Chinese policymakers have resorted to traditional levers to juice the economy this year: investment, public-sector spending, and monetary expansion.
Housing construction, real estate, and public services helped to keep headline year-on-year growth on an even keel at 6.7 percent in the second quarter, offsetting falling financial sector output. But there are growing signs the property market has slowed down, while imbalances in the sector are growing, according to analysts.
"As of June, China’s property market, which has largely been supported by government policy changes, is no longer delivering what the economy needs," wrote Bloomberg Intelligence economists Michael McDonough, Tom Orlik, and Fielding Chen in a research note today.
First-tier prices accelerated to a 2.1 percent month-on-month gain in June, while price growth in second- and third-tier cities slowed to 1.0 percent and 0.3 percent, respectively, according to Bloomberg data. Chinese authorities will release property price data for July on Thursday.
"The Goldilocks scenario for policy makers is effective controls calming speculative first-tier markets and continued rapid sales absorbing capacity and driving more construction in smaller cities," the analysts write.
However, analysts at Standard Chartered Plc suggest that the sector could be moving in the opposite direction from the best-case outlook.

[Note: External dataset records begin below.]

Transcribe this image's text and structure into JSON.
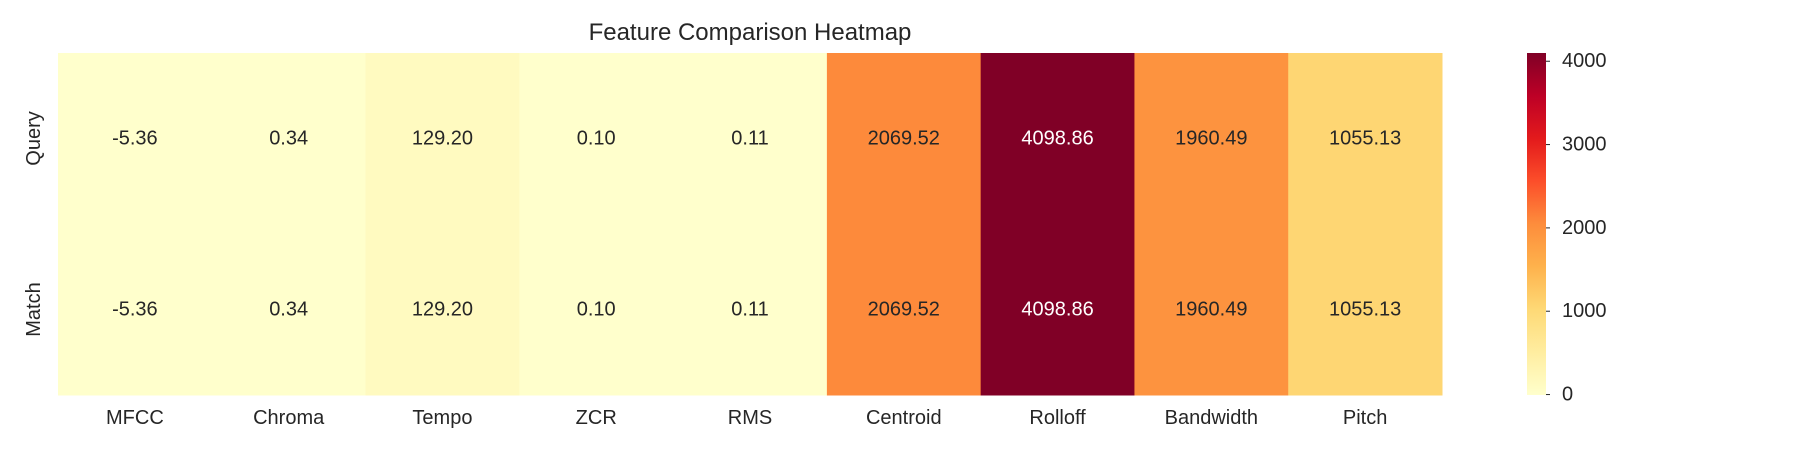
{
  "chart_data": {
    "type": "heatmap",
    "title": "Feature Comparison Heatmap",
    "xlabel": "",
    "ylabel": "",
    "columns": [
      "MFCC",
      "Chroma",
      "Tempo",
      "ZCR",
      "RMS",
      "Centroid",
      "Rolloff",
      "Bandwidth",
      "Pitch"
    ],
    "rows": [
      "Query",
      "Match"
    ],
    "values": [
      [
        -5.36,
        0.34,
        129.2,
        0.1,
        0.11,
        2069.52,
        4098.86,
        1960.49,
        1055.13
      ],
      [
        -5.36,
        0.34,
        129.2,
        0.1,
        0.11,
        2069.52,
        4098.86,
        1960.49,
        1055.13
      ]
    ],
    "value_labels": [
      [
        "-5.36",
        "0.34",
        "129.20",
        "0.10",
        "0.11",
        "2069.52",
        "4098.86",
        "1960.49",
        "1055.13"
      ],
      [
        "-5.36",
        "0.34",
        "129.20",
        "0.10",
        "0.11",
        "2069.52",
        "4098.86",
        "1960.49",
        "1055.13"
      ]
    ],
    "colormap": "YlOrRd",
    "color_range": [
      -5.36,
      4098.86
    ],
    "colorbar_ticks": [
      0,
      1000,
      2000,
      3000,
      4000
    ],
    "colorbar_tick_labels": [
      "0",
      "1000",
      "2000",
      "3000",
      "4000"
    ],
    "colorbar_placement": "right",
    "grid": false
  }
}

They argue that excess inventories and financing challenges, according to a proprietary survey of 30 unlisted developers in lower-tier cities, point to a cooling down of the sector in the second half of the year.
"Housing sales did not spike in our surveyed lower-tier cities in the second quarter; inventory digestion continues. Developers’ financing seems to be under stress again, and will likely weigh on their expansionary appetite," write Standard Chartered analysts, led by Lan Shen, in a research note today.
Their survey forms the basis of the bank's China Developers Sentiment Index (CDSI), which softened to 56.3 in July, marginally lower than 57.3 in January. But the index's momentum, rather than the level, holds the key to the sector's outlook, the analysts write. "We also note that the CDSI shows a clear three-year cycle span in each survey since we launched the index in 2010," they write. "The latest cycle appears to have reached a high in the first half of 2016; the lower July survey reading may indicate a potential cooling down of the property market."
Standard Chartered's survey also suggests a bifurcated outlook for the property market, as lower-tier markets didn't see a spike in sales unlike the top-tier cities. The analysts aren't notably bearish on the outlook for construction and housing prices in the months ahead. But they reckon rising defaults, from a low base, and divergent prospects for the top-tier cities and the rest will soften the property market, in aggregate, unless there's further significant policy loosening at the local government level.
Bloomberg Intelligence analysts suggest policy makers face significant headwinds in addressing imbalances in the sector in the months ahead. "China’s property sector may deliver the worst of both worlds: a speculative top tier that churns existing apartments without generating new construction, and moribund second and third tiers that leave the market swamped in unsold apartments."
Weaker housing-market sentiment, an indicator of softening industrial and consumption prospects, more generally, could exert further downward pressure on private investment, generating a obstacle for growth in the second half of the year.